Pacific: DRR is everyone’s business

Source(s): United Nations Office for Disaster Risk Reduction - Sub-Regional Office for the Pacific
The Pacific Platform opened today with a strong inclusive presence focused on integrated disaster and climate risk reduction (Photo: SPREP)

The Pacific Platform opened today with a strong inclusive presence focused on integrated disaster and climate risk reduction (Photo: SPREP)

SUVA, 04 October 2017 – The Pacific region today challenged itself to make disaster risk reduction everybody’s business and convert one of the main calls for action of the Sendai Framework for Disaster Risk Reduction into an everyday reality.

At the opening of the 2017 Joint Pacific Platform for Disaster Risk Management and Climate Change Roundtable, in Fiji, more than 200 government officials and representatives from across the development sector agreed that now was the time to move from commitment to action on resilience.

Permanent Secretary for Local Government, Housing and Environment, Government of Fiji, Mr. Joshua Wycliff, led the challenge, and said: “Collective partnership is our strength in the Pacific. But we need to expand this partnership much further to include many others, like the private sector, so that we build resilience.”

The Director-General of the Pacific Community (SPC) Dr. Colin Tukuitonga said it was time to translate the strong spirit of collaboration in the region into substantive partnership. This was needed to deliver on the Framework for Resilient Development in the Pacific: An Integrated Approach to Address Climate Change and Disaster Risk Management 2017-2030 (FRDP).
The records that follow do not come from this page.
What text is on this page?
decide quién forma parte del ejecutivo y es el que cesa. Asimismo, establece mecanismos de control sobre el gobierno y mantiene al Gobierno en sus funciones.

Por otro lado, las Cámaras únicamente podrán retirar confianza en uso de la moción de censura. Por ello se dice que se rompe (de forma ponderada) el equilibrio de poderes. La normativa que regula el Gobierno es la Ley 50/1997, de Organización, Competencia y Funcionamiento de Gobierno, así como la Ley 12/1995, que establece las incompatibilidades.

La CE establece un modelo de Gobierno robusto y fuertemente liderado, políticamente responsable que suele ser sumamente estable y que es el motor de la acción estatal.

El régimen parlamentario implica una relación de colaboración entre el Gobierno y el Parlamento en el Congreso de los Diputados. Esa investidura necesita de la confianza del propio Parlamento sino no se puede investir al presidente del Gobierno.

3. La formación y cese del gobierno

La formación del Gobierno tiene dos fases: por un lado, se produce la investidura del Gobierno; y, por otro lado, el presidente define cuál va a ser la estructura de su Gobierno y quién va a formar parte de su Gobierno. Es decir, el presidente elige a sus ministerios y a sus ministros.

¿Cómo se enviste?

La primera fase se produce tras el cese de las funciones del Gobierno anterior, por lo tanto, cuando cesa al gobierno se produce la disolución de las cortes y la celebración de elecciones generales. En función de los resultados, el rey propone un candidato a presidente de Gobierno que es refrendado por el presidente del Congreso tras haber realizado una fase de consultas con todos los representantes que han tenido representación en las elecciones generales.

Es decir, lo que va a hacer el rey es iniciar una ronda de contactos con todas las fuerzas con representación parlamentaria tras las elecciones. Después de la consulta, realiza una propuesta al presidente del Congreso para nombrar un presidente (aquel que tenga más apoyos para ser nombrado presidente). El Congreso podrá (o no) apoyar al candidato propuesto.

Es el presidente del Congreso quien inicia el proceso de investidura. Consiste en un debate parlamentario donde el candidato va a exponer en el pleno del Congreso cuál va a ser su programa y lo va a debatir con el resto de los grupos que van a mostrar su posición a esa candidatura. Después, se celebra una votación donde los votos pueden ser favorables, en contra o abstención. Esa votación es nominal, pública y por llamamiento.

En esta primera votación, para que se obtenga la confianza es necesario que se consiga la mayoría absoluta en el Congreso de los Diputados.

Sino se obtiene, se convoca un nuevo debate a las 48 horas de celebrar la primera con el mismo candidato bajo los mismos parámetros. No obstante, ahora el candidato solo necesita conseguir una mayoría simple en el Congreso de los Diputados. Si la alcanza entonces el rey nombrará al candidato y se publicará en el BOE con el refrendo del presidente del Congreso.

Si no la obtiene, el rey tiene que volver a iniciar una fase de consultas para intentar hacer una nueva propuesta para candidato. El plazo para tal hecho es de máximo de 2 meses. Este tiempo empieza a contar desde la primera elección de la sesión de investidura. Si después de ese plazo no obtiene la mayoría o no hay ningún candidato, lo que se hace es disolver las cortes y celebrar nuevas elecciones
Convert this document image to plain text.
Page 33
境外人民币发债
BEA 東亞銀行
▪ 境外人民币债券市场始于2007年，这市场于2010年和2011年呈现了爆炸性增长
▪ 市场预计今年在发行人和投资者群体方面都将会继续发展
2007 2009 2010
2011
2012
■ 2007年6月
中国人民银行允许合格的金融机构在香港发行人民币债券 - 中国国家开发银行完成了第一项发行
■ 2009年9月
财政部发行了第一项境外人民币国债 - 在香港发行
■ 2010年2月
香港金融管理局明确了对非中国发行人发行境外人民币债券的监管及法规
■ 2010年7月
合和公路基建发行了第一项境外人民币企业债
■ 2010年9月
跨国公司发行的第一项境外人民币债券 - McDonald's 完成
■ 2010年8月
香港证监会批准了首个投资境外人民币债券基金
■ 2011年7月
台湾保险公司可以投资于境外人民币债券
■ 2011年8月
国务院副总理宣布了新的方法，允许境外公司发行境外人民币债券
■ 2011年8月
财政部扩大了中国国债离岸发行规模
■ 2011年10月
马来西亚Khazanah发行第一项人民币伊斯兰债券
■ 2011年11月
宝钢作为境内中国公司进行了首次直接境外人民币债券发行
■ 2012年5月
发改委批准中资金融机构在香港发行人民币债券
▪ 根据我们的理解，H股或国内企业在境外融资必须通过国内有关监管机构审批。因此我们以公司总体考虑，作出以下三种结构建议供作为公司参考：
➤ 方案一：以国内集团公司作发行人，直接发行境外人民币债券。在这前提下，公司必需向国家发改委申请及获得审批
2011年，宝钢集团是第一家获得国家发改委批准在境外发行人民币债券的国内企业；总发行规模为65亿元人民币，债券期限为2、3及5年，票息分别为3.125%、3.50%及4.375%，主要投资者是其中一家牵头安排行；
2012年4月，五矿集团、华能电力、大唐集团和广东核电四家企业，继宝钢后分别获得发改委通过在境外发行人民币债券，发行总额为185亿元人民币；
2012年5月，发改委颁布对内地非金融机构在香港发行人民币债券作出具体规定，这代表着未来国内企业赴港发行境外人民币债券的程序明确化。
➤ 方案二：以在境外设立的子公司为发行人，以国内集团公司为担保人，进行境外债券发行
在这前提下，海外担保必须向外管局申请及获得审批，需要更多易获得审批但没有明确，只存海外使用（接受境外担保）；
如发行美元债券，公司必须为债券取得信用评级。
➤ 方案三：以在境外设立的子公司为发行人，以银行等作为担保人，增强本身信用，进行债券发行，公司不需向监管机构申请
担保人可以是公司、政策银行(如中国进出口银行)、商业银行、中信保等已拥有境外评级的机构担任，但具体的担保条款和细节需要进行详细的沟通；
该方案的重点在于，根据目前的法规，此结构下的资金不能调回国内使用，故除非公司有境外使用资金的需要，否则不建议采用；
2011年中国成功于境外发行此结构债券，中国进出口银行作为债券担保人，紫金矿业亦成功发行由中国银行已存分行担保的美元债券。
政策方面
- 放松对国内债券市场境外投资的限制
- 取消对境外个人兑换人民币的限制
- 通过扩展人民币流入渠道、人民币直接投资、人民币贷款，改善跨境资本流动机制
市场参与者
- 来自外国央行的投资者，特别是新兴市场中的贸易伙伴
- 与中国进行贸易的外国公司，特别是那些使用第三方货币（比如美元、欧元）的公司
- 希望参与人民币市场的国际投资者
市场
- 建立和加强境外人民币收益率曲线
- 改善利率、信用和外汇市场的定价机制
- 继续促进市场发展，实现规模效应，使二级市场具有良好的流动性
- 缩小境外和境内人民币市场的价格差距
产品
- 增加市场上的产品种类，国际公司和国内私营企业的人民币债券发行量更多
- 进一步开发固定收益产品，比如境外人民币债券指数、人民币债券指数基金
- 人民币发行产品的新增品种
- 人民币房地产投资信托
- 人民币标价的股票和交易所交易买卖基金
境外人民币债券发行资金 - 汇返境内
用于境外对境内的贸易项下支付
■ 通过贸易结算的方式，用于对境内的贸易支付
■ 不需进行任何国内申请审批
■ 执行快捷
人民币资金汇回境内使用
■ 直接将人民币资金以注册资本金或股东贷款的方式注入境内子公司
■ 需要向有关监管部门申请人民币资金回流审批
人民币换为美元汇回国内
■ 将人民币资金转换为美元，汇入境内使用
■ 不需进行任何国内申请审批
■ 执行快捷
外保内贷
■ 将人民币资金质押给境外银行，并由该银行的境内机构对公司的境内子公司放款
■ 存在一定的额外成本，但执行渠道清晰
“Integration is often over-used in conversation and under-used in practice,” Dr. Tukuitonga said. “We have a shared responsibility to further learn the value of partnership and to be more inclusive. The Framework for Resilient Development has been endorsed by our political leaders. We now have to move forward as part of what is being called the new Pacific Resilience Partnership.”

Deputy Director-General of the Secretariat for the Pacific Regional Environment Programme (SPREP), Mr. Roger Cornforth, concurred: “There are many examples of climate and disaster resilience in action around the region but so much more needs to be done to better integrate action for the benefit of people on the ground.”

Several such examples of joint action were shared. In the Federated States of Micronesia, North Pacific, at the height of the El Niño-caused drought of 2016, Fais, with a population of 300, was the only one of 19 islands in Yap State that did not require supplies of freshwater.

Why? The community developed a long-term water security plan that established harvesting systems, rehabilitated a groundwater well with a solar-powered pump, all supported by maintenance training and awareness raising on resource management.

“Across the rest of Yap we mobilized ships to bring tons of water to island communities but to this island we brought not one bottle. They even said to us ‘bring an empty ship and we’ll pump our water on it for our sister islands’,” said Andrew Yatilman, Director of the Office of Environment and Emergency Management of Federated States of Micronesia.

In November 2015, the Republic of Palau, Western Pacific (population 21,000), endorsed its ‘Climate Change Policy for Climate and Disaster Resilient Low Emissions Development’ developed after a two-year consultation. The policy addresses 10 development sectors: agriculture and fisheries, health, finance and economic development, natural resources, critical infrastructure, utilities, culture, governance, education, and tourism.

Both the Director of the National Emergency Management Organization Mr. Waymine Towai and the National Climate Change Coordinator, Mr. Erbai Xavier Matsutaro, said they had ‘high hopes’ that the policy would steer Palau towards more integrated action on resilience despite the many challenges.

The United Nations Office for Disaster Risk Reduction (UNISDR), along with SPC and SPREP, is co-organizing the two-day joint platform/roundtable.

The meeting takes place a week ahead of International Day for Disaster Reduction on October 13. This year’s focus is on target (b) of the Sendai Framework: Reducing the number of people directly affected by disasters. Several speakers referred to the current situation in Vanuatu where the full evacuation of the entire 11,000 population of Ambae Island, has been ordered because of fears that the Manaro volcano may erupt.